たとえば、ブラック企業の社長が「楽しいと言えば楽しくなる」「楽だと言えば、楽になる」と言ったとする。これ自体は、まったく問題がないように見えるだろう。けど、こういうことが流布されると、実際につらい人が、もっとつらい思いをすることになるのである。ブラック企業の社長をCさん、ブラック企業の底辺従業員をDさんとする。Cさんは、別に、ほんとうに、つらい作業をしているわけではないので、つらくない。Dさんは、めちゃくちゃにつらい作業をしているので、つらい。けど、人間は「楽しいと言えば楽しくなる」という考えが正しいとするなら、Dさんは「楽しい」と言えば、つらい作業をしているときも「楽しくなる」はずなのである。人間というのは、そういう動物だということになっている。そして、Dさんは人間なので、当然、あてはまる。Dさんが、きつくてきつくてつらい作業をしているとき、「楽しい」と言えば、楽しくなるのである。連日の作業で疲労がつみかさなり、からだが重たくてしかたがないときも「楽だ」と言えば、「楽になる」はずなのである。これは、魔法的な解決法だ。だれにでもできる。「言えばいい」のだから、だれにでもできる。そして、人間なら、だれにでも、効くのである。効くということになっている。そういう文脈で、Cさんは、楽しいと言えば楽しくなる」「楽だと言えば、楽になる」と言っている。まさに、そういう意味で言っているのである。けど、ほんとうは、Cさんにしても、Dさんと同じ作業をすれば、苦しくなる。つかれる。つかれているのに、無理やり動くと、つらい思いをすることになる。ところが、自分はそういうことしなくていいのである。自分は、ほんとうに、楽なことしかやらないのである。だから、「楽だ」と言って、楽な気持になっている。だから、「楽しい」と言って、楽しい気持ちになっている。やっていることがちがう。ちがうにもかかわらず、その部分は捨象されている。最初から、人間という動物は「楽しい」と言えば楽しくなる動物だという意味で、「楽しいと言えば楽しくなる」と言っているのである。最初から、人間という動物は「楽だ」と言えば楽になる動物だという意味で、「楽だと言えば楽になる」と言っているのである。条件なんて関係がないのである。どういう作業をしているのかなんて関係がないのである。こういうことが、社会全体で繰り返されている。
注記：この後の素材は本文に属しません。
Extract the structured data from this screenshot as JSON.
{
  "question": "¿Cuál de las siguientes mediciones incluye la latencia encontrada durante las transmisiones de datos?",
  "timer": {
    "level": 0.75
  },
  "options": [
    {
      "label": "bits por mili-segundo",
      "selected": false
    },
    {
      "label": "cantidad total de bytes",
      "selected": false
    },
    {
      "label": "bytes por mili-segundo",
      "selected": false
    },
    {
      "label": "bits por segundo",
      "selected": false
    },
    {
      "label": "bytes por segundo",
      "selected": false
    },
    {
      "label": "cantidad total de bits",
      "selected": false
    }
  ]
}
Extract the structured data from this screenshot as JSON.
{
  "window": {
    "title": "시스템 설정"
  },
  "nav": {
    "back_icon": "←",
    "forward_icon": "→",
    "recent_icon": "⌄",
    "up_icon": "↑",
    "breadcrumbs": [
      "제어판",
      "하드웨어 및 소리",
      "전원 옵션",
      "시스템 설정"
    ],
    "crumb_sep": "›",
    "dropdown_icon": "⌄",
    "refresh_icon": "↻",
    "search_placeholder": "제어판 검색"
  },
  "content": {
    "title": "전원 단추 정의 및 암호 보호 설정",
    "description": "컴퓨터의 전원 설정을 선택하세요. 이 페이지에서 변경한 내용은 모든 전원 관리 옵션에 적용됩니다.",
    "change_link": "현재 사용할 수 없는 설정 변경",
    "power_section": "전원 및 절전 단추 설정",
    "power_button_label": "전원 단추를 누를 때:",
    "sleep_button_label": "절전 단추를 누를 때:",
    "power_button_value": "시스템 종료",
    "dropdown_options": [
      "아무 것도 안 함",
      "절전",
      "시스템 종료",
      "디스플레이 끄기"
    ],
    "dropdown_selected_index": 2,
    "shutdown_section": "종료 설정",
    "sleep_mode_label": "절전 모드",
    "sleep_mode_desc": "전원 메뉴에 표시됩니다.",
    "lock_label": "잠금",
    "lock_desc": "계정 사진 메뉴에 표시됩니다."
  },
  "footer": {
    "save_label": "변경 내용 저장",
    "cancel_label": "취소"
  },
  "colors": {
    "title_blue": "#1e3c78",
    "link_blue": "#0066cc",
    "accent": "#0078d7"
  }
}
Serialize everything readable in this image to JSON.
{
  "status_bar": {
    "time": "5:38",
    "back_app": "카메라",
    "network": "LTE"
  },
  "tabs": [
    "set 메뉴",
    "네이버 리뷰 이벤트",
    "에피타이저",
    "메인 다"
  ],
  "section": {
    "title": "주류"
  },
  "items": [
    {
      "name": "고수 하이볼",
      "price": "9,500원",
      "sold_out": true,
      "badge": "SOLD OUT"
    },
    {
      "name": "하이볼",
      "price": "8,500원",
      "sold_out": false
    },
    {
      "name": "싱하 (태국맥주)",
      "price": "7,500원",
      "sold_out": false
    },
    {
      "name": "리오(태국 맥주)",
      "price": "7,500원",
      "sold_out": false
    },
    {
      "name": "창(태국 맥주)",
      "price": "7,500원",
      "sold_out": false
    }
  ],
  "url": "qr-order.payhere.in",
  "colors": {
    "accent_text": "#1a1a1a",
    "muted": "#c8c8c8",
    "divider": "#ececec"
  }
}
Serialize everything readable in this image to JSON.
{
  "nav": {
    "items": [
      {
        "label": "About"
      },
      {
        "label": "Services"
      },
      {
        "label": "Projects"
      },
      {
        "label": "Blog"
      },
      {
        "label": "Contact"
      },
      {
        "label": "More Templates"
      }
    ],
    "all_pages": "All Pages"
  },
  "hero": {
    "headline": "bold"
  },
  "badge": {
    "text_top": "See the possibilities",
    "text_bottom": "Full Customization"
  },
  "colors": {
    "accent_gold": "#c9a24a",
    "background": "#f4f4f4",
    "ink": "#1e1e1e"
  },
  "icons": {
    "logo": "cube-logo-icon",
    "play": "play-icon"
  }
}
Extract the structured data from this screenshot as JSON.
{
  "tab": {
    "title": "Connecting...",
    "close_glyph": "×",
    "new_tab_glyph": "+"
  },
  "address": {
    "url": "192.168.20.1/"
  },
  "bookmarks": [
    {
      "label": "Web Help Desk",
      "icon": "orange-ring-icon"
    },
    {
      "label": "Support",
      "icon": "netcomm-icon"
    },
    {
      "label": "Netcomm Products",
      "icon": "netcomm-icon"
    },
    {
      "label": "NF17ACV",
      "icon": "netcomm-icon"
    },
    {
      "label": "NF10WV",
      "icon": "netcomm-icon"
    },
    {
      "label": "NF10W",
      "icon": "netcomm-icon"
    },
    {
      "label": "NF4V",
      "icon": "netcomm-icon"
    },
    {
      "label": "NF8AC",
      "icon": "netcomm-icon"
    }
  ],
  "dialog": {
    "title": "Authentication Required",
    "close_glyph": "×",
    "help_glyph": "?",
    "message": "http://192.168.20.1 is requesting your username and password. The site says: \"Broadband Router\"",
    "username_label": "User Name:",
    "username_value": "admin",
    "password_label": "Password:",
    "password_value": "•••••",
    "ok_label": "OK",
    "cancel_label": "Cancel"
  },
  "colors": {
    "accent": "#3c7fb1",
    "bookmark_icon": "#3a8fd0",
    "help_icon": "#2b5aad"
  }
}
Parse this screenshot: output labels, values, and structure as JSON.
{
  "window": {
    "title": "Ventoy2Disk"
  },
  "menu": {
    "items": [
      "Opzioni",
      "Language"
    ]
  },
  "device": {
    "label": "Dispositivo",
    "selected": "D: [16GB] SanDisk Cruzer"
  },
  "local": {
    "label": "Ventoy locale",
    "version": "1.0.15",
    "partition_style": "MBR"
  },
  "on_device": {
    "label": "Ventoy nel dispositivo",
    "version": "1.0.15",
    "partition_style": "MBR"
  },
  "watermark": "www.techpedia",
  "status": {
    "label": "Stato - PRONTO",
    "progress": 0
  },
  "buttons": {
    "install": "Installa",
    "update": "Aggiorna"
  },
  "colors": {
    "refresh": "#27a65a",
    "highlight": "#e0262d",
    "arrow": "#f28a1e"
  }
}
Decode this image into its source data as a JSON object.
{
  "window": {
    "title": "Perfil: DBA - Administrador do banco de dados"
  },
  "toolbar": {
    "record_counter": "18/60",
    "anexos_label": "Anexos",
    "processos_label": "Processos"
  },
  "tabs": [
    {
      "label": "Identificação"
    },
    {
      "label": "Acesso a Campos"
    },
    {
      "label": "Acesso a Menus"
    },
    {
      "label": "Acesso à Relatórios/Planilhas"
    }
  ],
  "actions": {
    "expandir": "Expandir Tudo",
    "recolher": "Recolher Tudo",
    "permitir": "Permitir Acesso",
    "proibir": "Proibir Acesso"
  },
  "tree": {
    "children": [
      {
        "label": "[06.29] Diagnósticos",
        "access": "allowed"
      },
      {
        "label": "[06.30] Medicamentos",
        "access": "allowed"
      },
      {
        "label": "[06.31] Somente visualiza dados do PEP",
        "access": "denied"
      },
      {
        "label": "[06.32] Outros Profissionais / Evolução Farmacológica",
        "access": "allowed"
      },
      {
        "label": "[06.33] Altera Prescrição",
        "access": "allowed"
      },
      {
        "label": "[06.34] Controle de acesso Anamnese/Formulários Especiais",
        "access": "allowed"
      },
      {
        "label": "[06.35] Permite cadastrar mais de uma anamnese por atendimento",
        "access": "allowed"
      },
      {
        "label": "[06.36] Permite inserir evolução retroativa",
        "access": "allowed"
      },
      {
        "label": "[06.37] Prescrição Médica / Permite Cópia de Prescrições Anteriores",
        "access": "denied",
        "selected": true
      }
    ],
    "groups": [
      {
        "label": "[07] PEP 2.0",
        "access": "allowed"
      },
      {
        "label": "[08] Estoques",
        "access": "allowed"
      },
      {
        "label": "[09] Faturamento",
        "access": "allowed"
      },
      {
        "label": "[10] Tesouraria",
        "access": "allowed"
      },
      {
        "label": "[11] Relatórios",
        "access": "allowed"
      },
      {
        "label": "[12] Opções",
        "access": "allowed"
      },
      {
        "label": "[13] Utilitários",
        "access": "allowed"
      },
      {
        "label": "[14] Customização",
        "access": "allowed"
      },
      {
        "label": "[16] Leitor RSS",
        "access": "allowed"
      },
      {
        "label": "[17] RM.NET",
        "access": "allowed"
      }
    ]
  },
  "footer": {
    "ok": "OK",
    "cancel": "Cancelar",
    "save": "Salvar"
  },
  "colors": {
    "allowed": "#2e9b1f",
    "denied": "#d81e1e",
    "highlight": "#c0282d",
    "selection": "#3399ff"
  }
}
生まれの格差について言及すると、底辺の人からも、「そんなのはあまい」「くばられたカードで戦っていくしかない」ということを言われる。生まれの格差はでかい。社会全体のなかでは、支配者層がCさんのような役目をして、被・支配者層がDさんのような役目をしているのである。条件がちがう。条件は無視できない。「楽だと言えば楽になる」というようなことは、ほんとうは、条件を無視して言ってはいけないのである。しかし、かならず、条件を無視して言うことになっている。「どんな条件だって」「どんな環境だって」「どんなにつらくたって」と条件を無視する、まくらことばのようなものすらある。これらの言葉が追加されなくても、そういう意味をもっているのである。つまり、条件は、かならず、無視される。しかし、条件こそが重要なのだ。
人間にかかわることを、まるで、物理現象のように、法則性をもったものとして言う場合の弊害がある。「人間なら、XをすればYになる」というような意味合いをもっているものは、すべて、個人の条件を無視している。個人の条件こそが、Yになるかどうかを決定している場合について考えてない。「ある特定の条件が成り立てば、XをすればYになる場合が多い」と言うべきなのである。ある特定の条件が成り立っている人間ですら、そうはならない場合がある。どうしてかというと、じつは、条件をそろえることができないからだ。ある条件だけを、かえるということができないのだ。人間だから、ほかの条件が成り立ってしまっている。ほかの無数の条件が成り立ってしまっている。なので、ひとつだけ条件をかえて、あとは、すべて条件をそろえるということができない。社会生活のなかで、その人なりの条件が成り立ってしまっている。まったくおなじ経験をした人というのがいない。出来事は、個別に、発生している。条件がそろうわけがないのだ。しかし、それを言っては、おしまいだから? なるべくほかの条件をそろえて、こういう条件だけをかえた場合は、どういう傾向があるだろうかということについて調べているのである。……学者やいろいろなことを考える人たちは。ところが、「XをすればYになる」というたいへん断定的な言葉が「ひとりあるき」をしてしまう。これは、支配者層にとっては、いいことだけど、被・支配者層にとっては、悪いことだ。いいかげん、気がつけ。これは、言ってみれば「法則性詐欺」だ。